HAve to get her all gorgeous for a birthday party now!

3littlefrogs · 14/06/2010 15:20

Have you discussed this with the nursery staff? They may be able to give you some insights. He sounds very insecure/unhappy. Maybe something has happened/changed at nursery?

GigglyWrinkles · 14/06/2010 20:29

Hello again. I spoke to his key worker at pick up time. She told me he was fine within seconds of me leaving. I know that can be the case, but I was wondering about his behaviour towards me.

I'm thinking that mamsnet may have a point about the tiredness as he's up everyday at 6am (regardless of how much I try clocks, putting back to bed etc) - as soon as he wakes up, that's it..full on until bedtime. Then he's soooo grumpy it takes twice as long to get him to bed and wind down.

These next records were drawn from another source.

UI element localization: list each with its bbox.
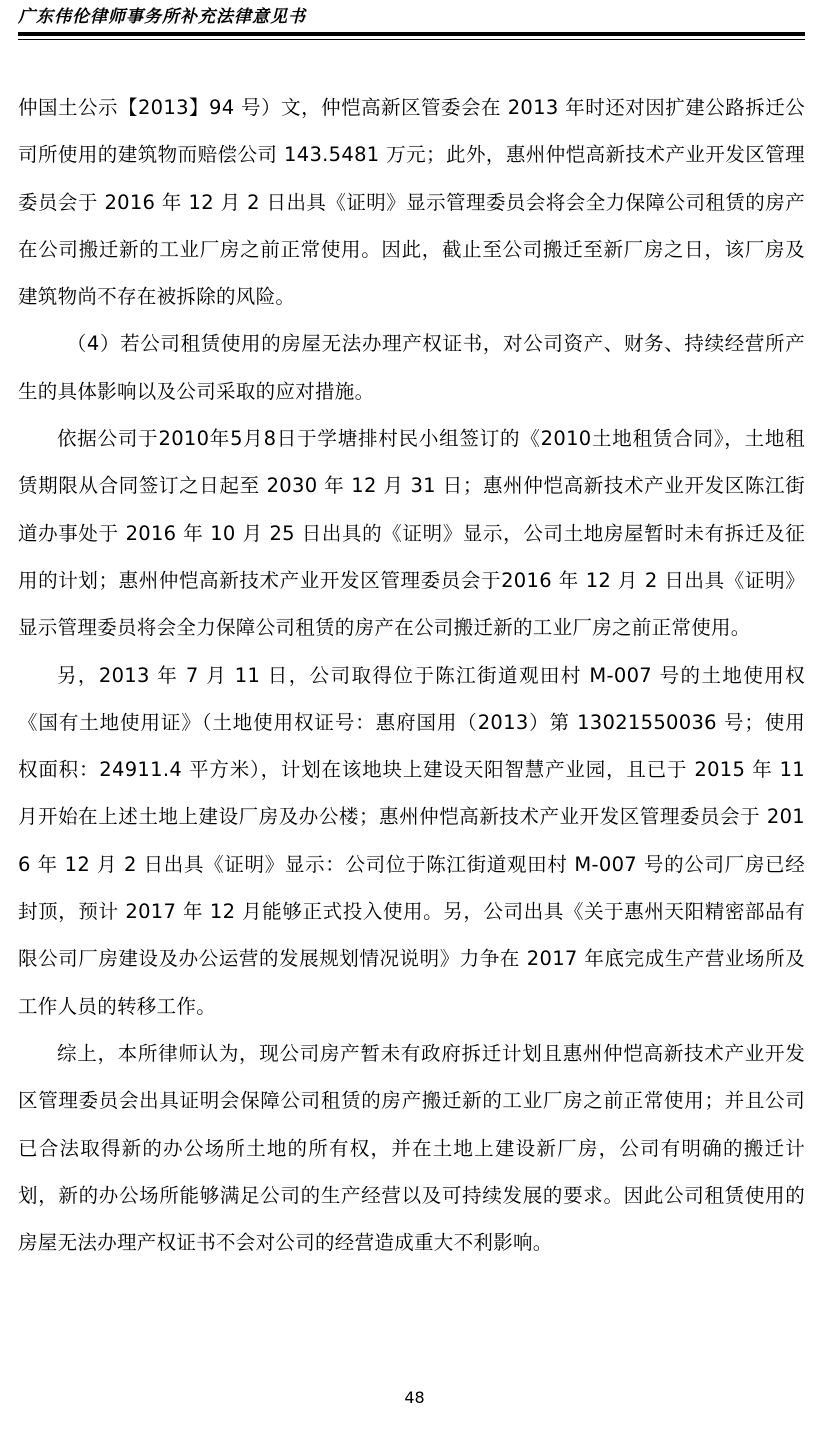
paragraph-conclusion: 综上，本所律师认为，现公司房产暂未有政府拆迁计划且惠州仲恺高新技术产业开发区管理委员会出具证明会保障公司租赁的房产搬迁新的工业厂房之前正常使用；并且公司已合法取得新的办公场所土地的所有权，并在土地上建设新厂房，公司有明确的搬迁计划，新的办公场所能够满足公司的生产经营以及可持续发展的要求。因此公司租赁使用的房屋无法办理产权证书不会对公司的经营造成重大不利影响。 [18, 1041, 805, 1255]
header-rule-thin [18, 39, 805, 40]
document-header-title: 广东伟伦律师事务所补充法律意见书 [18, 7, 306, 27]
document-body [18, 84, 805, 1266]
paragraph-lease-basis: 依据公司于2010年5月8日于学塘排村民小组签订的《2010土地租赁合同》，土地租赁期限从合同签订之日起至 2030 年 12 月 31 日；惠州仲恺高新技术产业开发区陈江街道办事处于 2016 年 10 月 25 日出具的《证明》显示，公司土地房屋暂时未有拆迁及征用的计划；惠州仲恺高新技术产业开发区管理委员会于2016 年 12 月 2 日出具《证明》显示管理委员将会全力保障公司租赁的房产在公司搬迁新的工业厂房之前正常使用。 [18, 427, 805, 640]
page-number: 48 [404, 1388, 425, 1407]
paragraph-land-use-right: 另，2013 年 7 月 11 日，公司取得位于陈江街道观田村 M-007 号的土地使用权《国有土地使用证》（土地使用权证号：惠府国用（2013）第 13021550036 号；使用权面积：24911.4 平方米），计划在该地块上建设天阳智慧产业园，且已于 2015 年 11 月开始在上述土地上建设厂房及办公楼；惠州仲恺高新技术产业开发区管理委员会于 2016 年 12 月 2 日出具《证明》显示：公司位于陈江街道观田村 M-007 号的公司厂房已经封顶，预计 2017 年 12 月能够正式投入使用。另，公司出具《关于惠州天阳精密部品有限公司厂房建设及办公运营的发展规划情况说明》力争在 2017 年底完成生产营业场所及工作人员的转移工作。 [18, 663, 805, 1018]
paragraph-question-4: （4）若公司租赁使用的房屋无法办理产权证书，对公司资产、财务、持续经营所产生的具体影响以及公司采取的应对措施。 [18, 332, 805, 403]
header-rule-thick [18, 32, 805, 36]
paragraph-continuation: 仲国土公示【2013】94 号）文，仲恺高新区管委会在 2013 年时还对因扩建公路拆迁公司所使用的建筑物而赔偿公司 143.5481 万元；此外，惠州仲恺高新技术产业开发区管理委员会于 2016 年 12 月 2 日出具《证明》显示管理委员会将会全力保障公司租赁的房产在公司搬迁新的工业厂房之前正常使用。因此，截止至公司搬迁至新厂房之日，该厂房及建筑物尚不存在被拆除的风险。 [18, 96, 805, 309]
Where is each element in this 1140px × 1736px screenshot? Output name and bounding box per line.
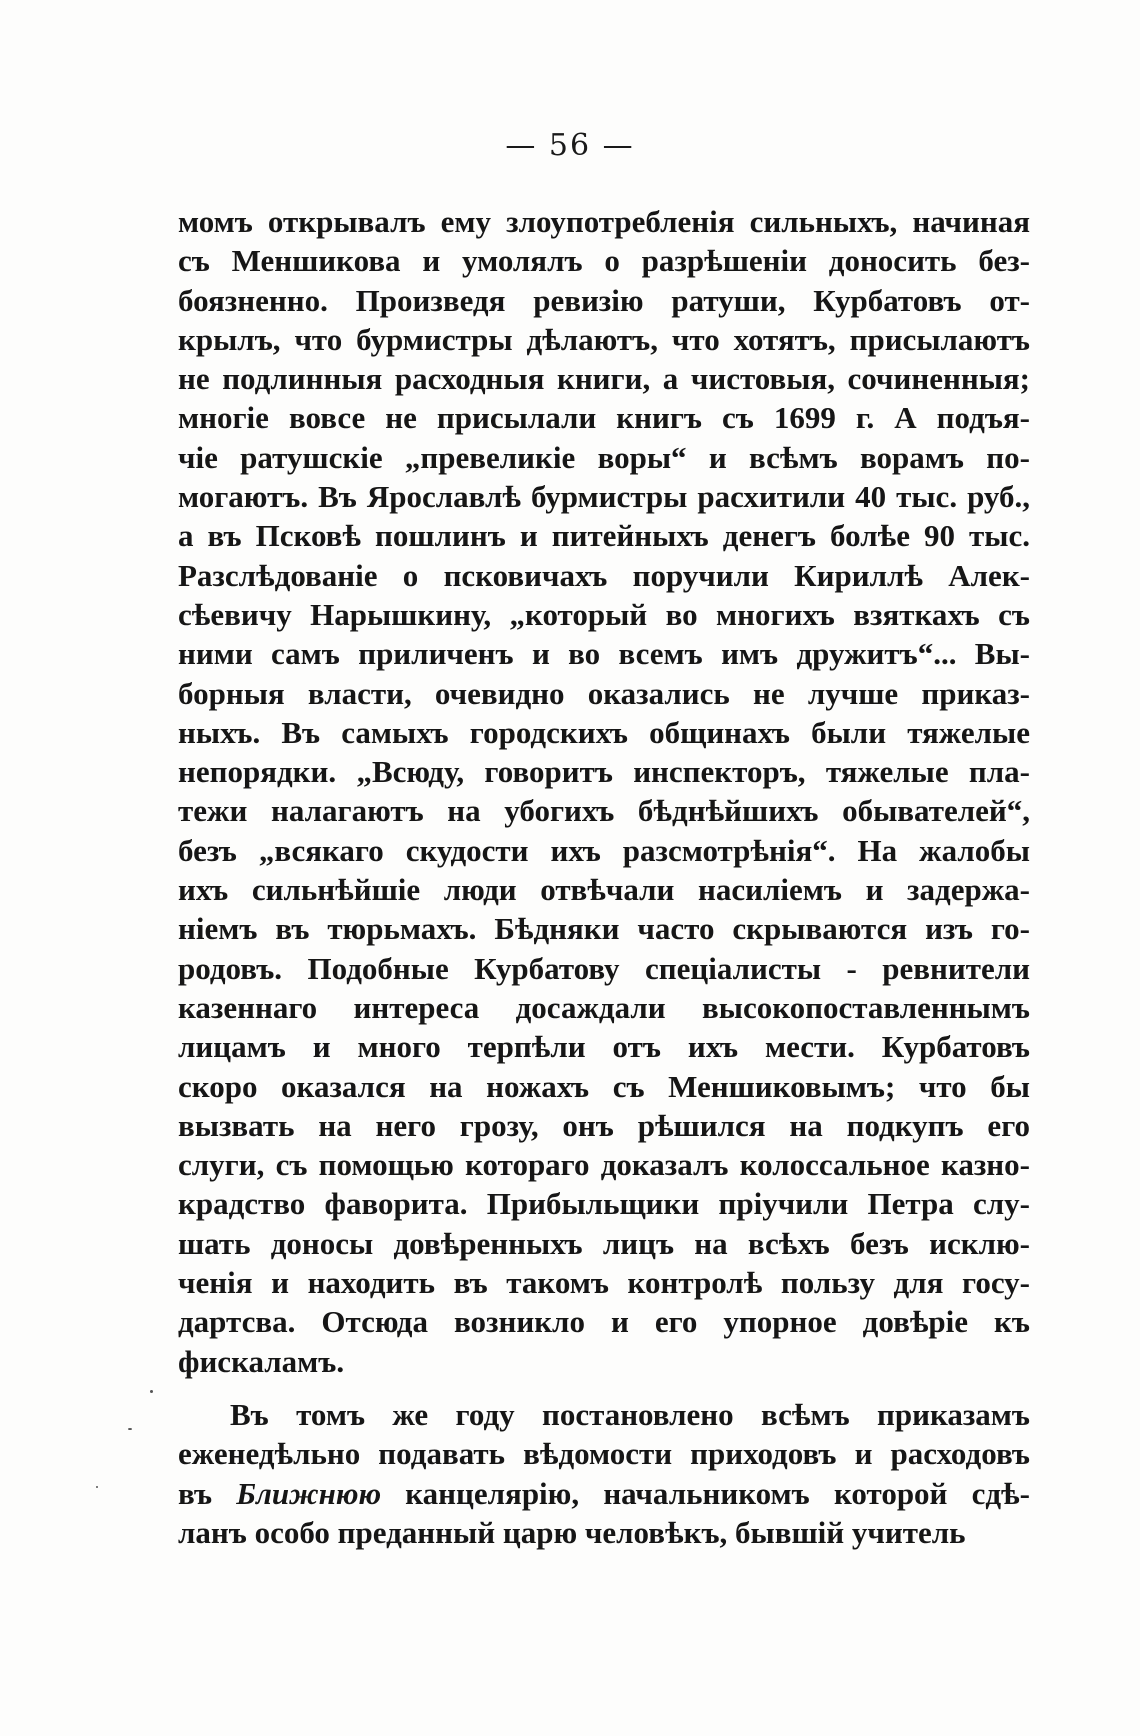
- text-line: сѣевичу Нарышкину, „который во многихъ взяткахъ съ: [178, 596, 1030, 632]
- text-line: а въ Псковѣ пошлинъ и питейныхъ денегъ болѣе 90 тыс.: [178, 518, 1030, 554]
- text-line: борныя власти, очевидно оказались не лучше приказ-: [178, 675, 1030, 711]
- text-line: непорядки. „Всюду, говоритъ инспекторъ, тяжелые пла-: [178, 754, 1030, 790]
- text-line: вызвать на него грозу, онъ рѣшился на подкупъ его: [178, 1107, 1030, 1143]
- text-line: фискаламъ.: [178, 1343, 345, 1379]
- text-line: крадство фаворита. Прибыльщики пріучили Петра слу-: [178, 1186, 1030, 1222]
- text-line: ланъ особо преданный царю человѣкъ, бывшій учитель: [178, 1514, 966, 1550]
- text-line: безъ „всякаго скудости ихъ разсмотрѣнія“. На жалобы: [178, 832, 1030, 868]
- text-line: дартсва. Отсюда возникло и его упорное довѣріе къ: [178, 1304, 1030, 1340]
- text-line: въ Ближнюю канцелярію, начальникомъ которой сдѣ-: [178, 1475, 1030, 1511]
- text-line: казеннаго интереса досаждали высокопоставленнымъ: [178, 989, 1030, 1025]
- print-speck: [96, 1486, 98, 1488]
- text-line: ныхъ. Въ самыхъ городскихъ общинахъ были тяжелые: [178, 714, 1030, 750]
- print-speck: [128, 1428, 132, 1430]
- text-line: могаютъ. Въ Ярославлѣ бурмистры расхитили 40 тыс. руб.,: [178, 479, 1030, 515]
- text-line: скоро оказался на ножахъ съ Меншиковымъ; что бы: [178, 1068, 1030, 1104]
- text-line: тежи налагаютъ на убогихъ бѣднѣйшихъ обывателей“,: [178, 793, 1030, 829]
- text-line: крылъ, что бурмистры дѣлаютъ, что хотятъ, присылаютъ: [178, 321, 1030, 357]
- body-text: [178, 202, 1030, 1552]
- text-line: родовъ. Подобные Курбатову спеціалисты - ревнители: [178, 950, 1030, 986]
- text-line: Въ томъ же году постановлено всѣмъ приказамъ: [230, 1396, 1030, 1432]
- text-line: съ Меншикова и умолялъ о разрѣшеніи доносить без-: [178, 243, 1030, 279]
- text-line: Разслѣдованіе о псковичахъ поручили Кириллѣ Алек-: [178, 557, 1030, 593]
- paragraph-1: [178, 202, 1030, 1381]
- text-line: не подлинныя расходныя книги, а чистовыя, сочиненныя;: [178, 361, 1030, 397]
- text-line: шать доносы довѣренныхъ лицъ на всѣхъ безъ исклю-: [178, 1225, 1030, 1261]
- text-line: момъ открывалъ ему злоупотребленія сильныхъ, начиная: [178, 204, 1030, 239]
- print-speck: [150, 1390, 153, 1393]
- text-line: боязненно. Произведя ревизію ратуши, Курбатовъ от-: [178, 282, 1030, 318]
- text-line: слуги, съ помощью котораго доказалъ колоссальное казно-: [178, 1147, 1030, 1183]
- paragraph-gap: [178, 1381, 1030, 1395]
- text-line: лицамъ и много терпѣли отъ ихъ мести. Курбатовъ: [178, 1029, 1030, 1065]
- text-line: еженедѣльно подавать вѣдомости приходовъ и расходовъ: [178, 1436, 1030, 1472]
- text-line: ніемъ въ тюрьмахъ. Бѣдняки часто скрываются изъ го-: [178, 911, 1030, 947]
- page-number: — 56 —: [505, 128, 635, 163]
- text-line: ними самъ приличенъ и во всемъ имъ дружитъ“... Вы-: [178, 636, 1030, 672]
- text-line: чіе ратушскіе „превеликіе воры“ и всѣмъ ворамъ по-: [178, 439, 1030, 475]
- paragraph-2: [178, 1395, 1030, 1552]
- text-line: ихъ сильнѣйшіе люди отвѣчали насиліемъ и задержа-: [178, 872, 1030, 908]
- text-line: многіе вовсе не присылали книгъ съ 1699 г. А подъя-: [178, 400, 1030, 436]
- text-line: ченія и находить въ такомъ контролѣ пользу для госу-: [178, 1265, 1030, 1301]
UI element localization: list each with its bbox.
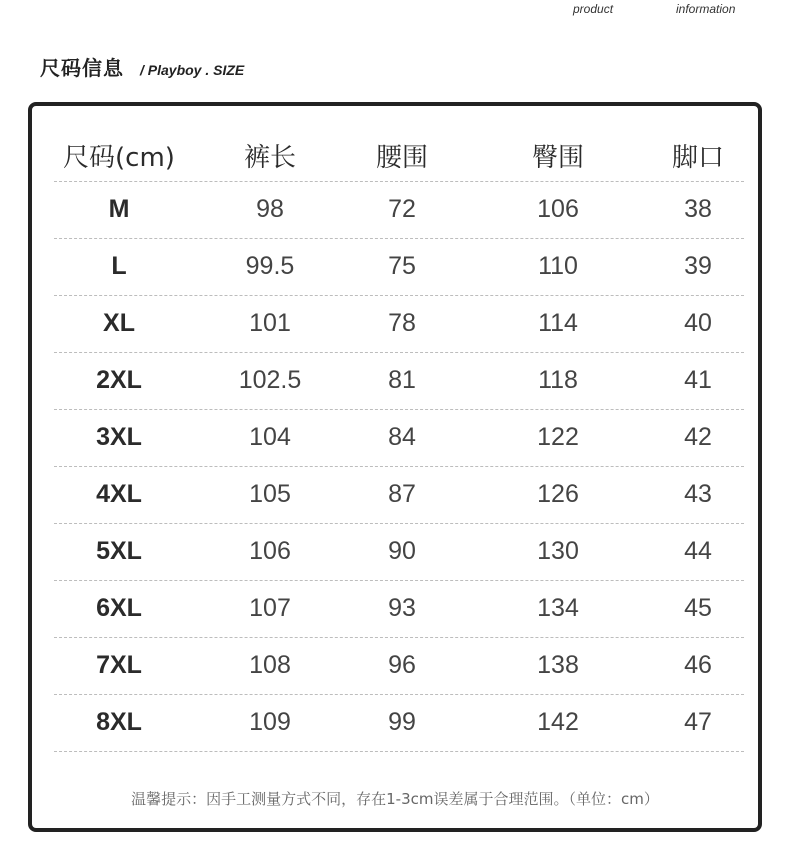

I'm thinking of bringing his bedtime routine forward a bit so that he is in bed asleep at the supposed 7:15-7:30pm instead of the 8pm it ends up at currently. (Not through want of trying!!!)

I'm also wondering if the fact that he moves up to reception next term has worried him. His teacher mentioned that some children worry about it, so if that is the case, I wonder what I can say/do that may calm his fears....I suppose it's a bit like one of us changing jobs/departments - apprehensive but without the life skills to cope possibly? (I wish I could cry and hold onto my Mum somedays!!)

I find his age a real challenge for me. Not a baby - not a toddler - not able to do enough for himself yet but wants to. Tizzies galore.

OP posts:
3littlefrogs · 16/06/2010 05:20

FWIW mine were in bed by 6.30 at that age. They need an awful lot of sleep, and actually don't sleep well if overtired/overstimulated. Bringing bed time forward, with a very calm winding down hour beforehand could make a lot of difference.